Steeds de handen desinfecteren, ook na het verwijderen van de handschoenen. Bij aerogene isolatie draagt iedereen (ook bezoek) die de kamer betreedt een FFP2-masker. Om onbeschermde contacten en hoogrisicocontacten te voorkomen wordt dit masker opgezet voor het betreden van de kamer en afgezet na het verlaten van de kamer.

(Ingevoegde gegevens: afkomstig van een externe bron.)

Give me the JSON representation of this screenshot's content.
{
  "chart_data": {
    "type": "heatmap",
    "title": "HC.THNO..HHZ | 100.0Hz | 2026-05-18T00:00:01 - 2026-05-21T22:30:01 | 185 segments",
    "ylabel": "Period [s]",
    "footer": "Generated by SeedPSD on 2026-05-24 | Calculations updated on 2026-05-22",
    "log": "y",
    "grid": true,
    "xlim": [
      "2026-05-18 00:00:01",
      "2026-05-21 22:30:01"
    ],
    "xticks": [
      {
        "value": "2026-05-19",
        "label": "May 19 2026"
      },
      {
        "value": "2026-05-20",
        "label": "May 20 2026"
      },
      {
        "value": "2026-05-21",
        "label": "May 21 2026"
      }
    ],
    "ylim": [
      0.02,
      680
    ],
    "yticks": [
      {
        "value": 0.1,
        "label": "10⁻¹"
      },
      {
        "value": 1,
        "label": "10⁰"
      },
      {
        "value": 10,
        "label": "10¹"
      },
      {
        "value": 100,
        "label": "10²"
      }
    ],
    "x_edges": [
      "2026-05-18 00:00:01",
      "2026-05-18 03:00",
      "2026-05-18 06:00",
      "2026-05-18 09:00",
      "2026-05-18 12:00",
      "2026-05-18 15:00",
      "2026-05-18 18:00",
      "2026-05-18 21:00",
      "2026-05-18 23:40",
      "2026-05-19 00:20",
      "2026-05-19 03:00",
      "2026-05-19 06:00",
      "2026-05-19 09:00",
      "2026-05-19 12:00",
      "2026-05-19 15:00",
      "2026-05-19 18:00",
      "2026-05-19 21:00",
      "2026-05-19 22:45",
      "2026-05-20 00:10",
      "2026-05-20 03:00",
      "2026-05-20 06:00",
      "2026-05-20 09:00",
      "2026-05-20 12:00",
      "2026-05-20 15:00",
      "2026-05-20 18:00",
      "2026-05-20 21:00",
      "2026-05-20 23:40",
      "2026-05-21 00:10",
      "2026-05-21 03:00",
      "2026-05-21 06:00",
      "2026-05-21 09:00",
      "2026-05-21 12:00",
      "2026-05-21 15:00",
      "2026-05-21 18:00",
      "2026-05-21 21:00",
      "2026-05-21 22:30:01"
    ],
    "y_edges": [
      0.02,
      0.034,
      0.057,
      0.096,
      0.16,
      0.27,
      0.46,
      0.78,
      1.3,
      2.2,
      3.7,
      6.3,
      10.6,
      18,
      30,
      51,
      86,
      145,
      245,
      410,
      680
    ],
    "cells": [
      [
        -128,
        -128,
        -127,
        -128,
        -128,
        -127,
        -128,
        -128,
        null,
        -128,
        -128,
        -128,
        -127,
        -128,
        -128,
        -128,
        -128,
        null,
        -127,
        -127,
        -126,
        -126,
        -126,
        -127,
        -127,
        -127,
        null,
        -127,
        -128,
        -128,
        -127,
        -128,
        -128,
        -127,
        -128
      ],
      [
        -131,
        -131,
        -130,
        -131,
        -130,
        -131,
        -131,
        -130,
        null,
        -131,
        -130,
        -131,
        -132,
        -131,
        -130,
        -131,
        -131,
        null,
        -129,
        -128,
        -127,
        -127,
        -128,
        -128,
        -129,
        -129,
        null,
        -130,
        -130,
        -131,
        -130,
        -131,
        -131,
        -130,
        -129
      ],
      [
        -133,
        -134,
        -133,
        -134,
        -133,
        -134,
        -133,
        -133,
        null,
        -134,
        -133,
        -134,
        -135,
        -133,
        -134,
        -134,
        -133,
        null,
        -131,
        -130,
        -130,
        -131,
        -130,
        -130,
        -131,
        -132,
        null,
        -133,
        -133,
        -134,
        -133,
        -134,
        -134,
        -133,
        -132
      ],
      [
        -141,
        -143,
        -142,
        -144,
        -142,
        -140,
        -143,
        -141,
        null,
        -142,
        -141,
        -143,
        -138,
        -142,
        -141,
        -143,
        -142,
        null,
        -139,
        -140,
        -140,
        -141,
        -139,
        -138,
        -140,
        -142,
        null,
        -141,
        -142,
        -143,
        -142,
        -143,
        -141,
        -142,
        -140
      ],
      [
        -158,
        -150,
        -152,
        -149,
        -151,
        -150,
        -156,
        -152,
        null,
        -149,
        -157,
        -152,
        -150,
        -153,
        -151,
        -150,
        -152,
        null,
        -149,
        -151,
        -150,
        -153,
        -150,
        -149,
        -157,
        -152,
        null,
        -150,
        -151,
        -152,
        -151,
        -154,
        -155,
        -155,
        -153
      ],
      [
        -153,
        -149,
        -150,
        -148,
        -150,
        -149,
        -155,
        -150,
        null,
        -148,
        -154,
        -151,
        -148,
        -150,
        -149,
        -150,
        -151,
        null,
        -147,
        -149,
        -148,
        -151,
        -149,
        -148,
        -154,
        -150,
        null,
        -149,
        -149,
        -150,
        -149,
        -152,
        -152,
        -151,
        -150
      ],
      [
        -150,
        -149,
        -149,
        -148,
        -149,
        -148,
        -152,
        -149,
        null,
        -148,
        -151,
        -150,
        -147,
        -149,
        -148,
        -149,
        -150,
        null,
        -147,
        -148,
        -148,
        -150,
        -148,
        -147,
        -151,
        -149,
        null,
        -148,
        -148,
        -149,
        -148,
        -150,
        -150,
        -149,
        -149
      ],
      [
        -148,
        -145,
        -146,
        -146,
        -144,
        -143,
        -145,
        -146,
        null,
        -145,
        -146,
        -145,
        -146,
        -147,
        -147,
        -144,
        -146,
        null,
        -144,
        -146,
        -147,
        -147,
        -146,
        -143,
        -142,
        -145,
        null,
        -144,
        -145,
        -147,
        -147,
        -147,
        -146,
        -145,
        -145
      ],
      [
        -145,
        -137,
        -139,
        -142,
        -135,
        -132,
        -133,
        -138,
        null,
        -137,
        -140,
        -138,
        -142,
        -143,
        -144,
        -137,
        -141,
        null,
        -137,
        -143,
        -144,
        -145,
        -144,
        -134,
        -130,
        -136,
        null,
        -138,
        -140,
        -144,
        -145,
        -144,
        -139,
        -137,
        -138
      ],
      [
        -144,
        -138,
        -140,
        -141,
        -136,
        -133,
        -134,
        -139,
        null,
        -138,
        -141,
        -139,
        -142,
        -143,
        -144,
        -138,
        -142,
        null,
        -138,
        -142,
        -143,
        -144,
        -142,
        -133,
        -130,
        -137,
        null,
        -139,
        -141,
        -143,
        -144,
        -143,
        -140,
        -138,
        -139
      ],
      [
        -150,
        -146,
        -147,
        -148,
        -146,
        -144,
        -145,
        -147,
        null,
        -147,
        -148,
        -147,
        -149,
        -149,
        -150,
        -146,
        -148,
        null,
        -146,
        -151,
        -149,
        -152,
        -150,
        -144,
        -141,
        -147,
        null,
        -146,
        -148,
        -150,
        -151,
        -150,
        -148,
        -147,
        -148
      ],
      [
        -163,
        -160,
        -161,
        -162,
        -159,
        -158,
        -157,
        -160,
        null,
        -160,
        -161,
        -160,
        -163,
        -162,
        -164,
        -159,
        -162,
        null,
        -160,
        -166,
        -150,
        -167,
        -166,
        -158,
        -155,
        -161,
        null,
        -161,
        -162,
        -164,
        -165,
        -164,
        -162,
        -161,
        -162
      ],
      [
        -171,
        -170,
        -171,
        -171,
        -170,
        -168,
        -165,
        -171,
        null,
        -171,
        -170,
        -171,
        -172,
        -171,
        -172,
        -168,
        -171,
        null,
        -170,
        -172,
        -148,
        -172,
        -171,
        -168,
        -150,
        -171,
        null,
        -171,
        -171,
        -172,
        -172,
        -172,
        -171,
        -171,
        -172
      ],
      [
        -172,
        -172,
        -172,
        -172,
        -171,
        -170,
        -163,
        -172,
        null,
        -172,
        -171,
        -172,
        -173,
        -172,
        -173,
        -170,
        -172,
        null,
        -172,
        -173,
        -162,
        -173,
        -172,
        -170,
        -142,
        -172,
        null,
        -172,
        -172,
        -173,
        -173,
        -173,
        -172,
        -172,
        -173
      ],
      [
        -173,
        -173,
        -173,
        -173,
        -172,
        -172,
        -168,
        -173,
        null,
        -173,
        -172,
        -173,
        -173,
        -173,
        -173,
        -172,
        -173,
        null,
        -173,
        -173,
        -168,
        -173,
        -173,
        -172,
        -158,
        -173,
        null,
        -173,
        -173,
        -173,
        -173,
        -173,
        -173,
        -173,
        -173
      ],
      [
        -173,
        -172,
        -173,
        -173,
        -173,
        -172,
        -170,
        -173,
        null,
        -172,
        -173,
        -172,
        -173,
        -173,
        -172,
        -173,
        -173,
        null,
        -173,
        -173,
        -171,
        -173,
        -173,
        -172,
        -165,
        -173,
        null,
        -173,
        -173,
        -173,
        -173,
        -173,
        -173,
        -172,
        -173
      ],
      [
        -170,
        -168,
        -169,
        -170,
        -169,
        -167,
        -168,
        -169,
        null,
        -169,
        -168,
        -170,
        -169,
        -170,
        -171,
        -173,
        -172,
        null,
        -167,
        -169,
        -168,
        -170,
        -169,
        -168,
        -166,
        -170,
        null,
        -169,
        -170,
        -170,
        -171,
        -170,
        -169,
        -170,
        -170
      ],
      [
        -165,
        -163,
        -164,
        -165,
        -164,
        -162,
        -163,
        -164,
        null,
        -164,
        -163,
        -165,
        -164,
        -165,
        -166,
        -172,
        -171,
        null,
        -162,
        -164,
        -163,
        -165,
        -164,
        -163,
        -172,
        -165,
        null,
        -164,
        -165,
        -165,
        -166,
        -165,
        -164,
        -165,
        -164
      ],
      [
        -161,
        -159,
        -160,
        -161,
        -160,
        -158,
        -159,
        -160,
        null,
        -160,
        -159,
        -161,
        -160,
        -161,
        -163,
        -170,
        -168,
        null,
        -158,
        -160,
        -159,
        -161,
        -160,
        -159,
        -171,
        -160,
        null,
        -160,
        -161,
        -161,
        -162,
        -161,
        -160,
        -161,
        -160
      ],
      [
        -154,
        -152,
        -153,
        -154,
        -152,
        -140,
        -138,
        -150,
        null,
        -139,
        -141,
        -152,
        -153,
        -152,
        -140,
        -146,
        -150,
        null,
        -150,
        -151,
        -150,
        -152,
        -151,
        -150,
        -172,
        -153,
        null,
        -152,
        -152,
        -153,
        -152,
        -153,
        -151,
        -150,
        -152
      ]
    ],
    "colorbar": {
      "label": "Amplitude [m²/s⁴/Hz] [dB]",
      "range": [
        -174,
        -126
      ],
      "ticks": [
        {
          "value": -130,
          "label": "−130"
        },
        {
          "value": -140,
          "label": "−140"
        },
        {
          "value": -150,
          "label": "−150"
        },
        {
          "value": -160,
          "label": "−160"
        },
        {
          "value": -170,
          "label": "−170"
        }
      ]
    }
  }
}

Personeel draagt een spatbril of volgelaatmasker bij zorghandelingen waarbij druppels in de ogen kunnen komen en altijd indien aerosolvormende handelingen worden uitgevoerd.
Linnen
Het bevuilde ziekenhuislinnen wordt met zo weinig mogelijk manipulaties in een linnenzak gedeponeerd volgens de klassieke sortering van de wasserij. De normen voor de wasprocessen van de wasserij garanderen voldoende afdoding van micro-organismen.
De linnenhouder met zak wordt op de kamer of in het sas geplaatst.
Wanneer hij vol is en afgesloten wordt, wordt hij zonder tussenstops getransporteerd naar de vuile utility van de afdeling voor verder transport naar het inzamelpunt voor de wasserij.
Na ontslag van de patiënt worden niet gebruikte dagvoorraden van linnen van de instelling die op de kamer of het sas werden gestockeerd, in de was gedaan. Kledij en persoonlijk linnen Persoonlijk linnen van de patiënt wordt in een gesloten zak mee naar huis genomen en apart gewassen op ten minste 60°C. Als dit niet mogelijk is, wordt een wasprogramma met voorwas en hoofdwas toegepast.
Ventilatie van de kamer
De kamer moet minstens 6 luchtwisselingen per uur hebben in een bestaande infrastructuur en 12 luchtwisselingen bij nieuwbouw.
De uitgeblazen lucht gaat rechtsreeks naar buiten of wordt gefilterd met een HEPA-filtersysteem.
De kamer staat in onderdruk t.o.v. het sas (indien aanwezig) en vervolgens t.o.v. de gang. De druk wordt gecontroleerd met manometers.
Controleer ten minste dagelijks de parameters van de luchtbehandelingsinstallatie.
Eetgerei
Geen wegwerpmateriaal voorzien.
Het dienblad wordt afvalvrij gemaakt op de kamer en bij het ophalen onmiddellijk en zonder extra manipulaties in de voedingswagen geplaatst.
De industriële afwasmachine van de zorginstelling garandeert een accurate desinfecterende werking.
Afval
Het afval wordt volgens de klassieke sortering verwijderd.
Een afvalzakhouder met zak voor niet-risicohoudend afval en een naaldcontainer worden in de kamer of het sas geplaatst om het afval van de patiënt in te deponeren.
Het afval wordt met de afvalronde opgehaald en nergens tussentijds gestockeerd.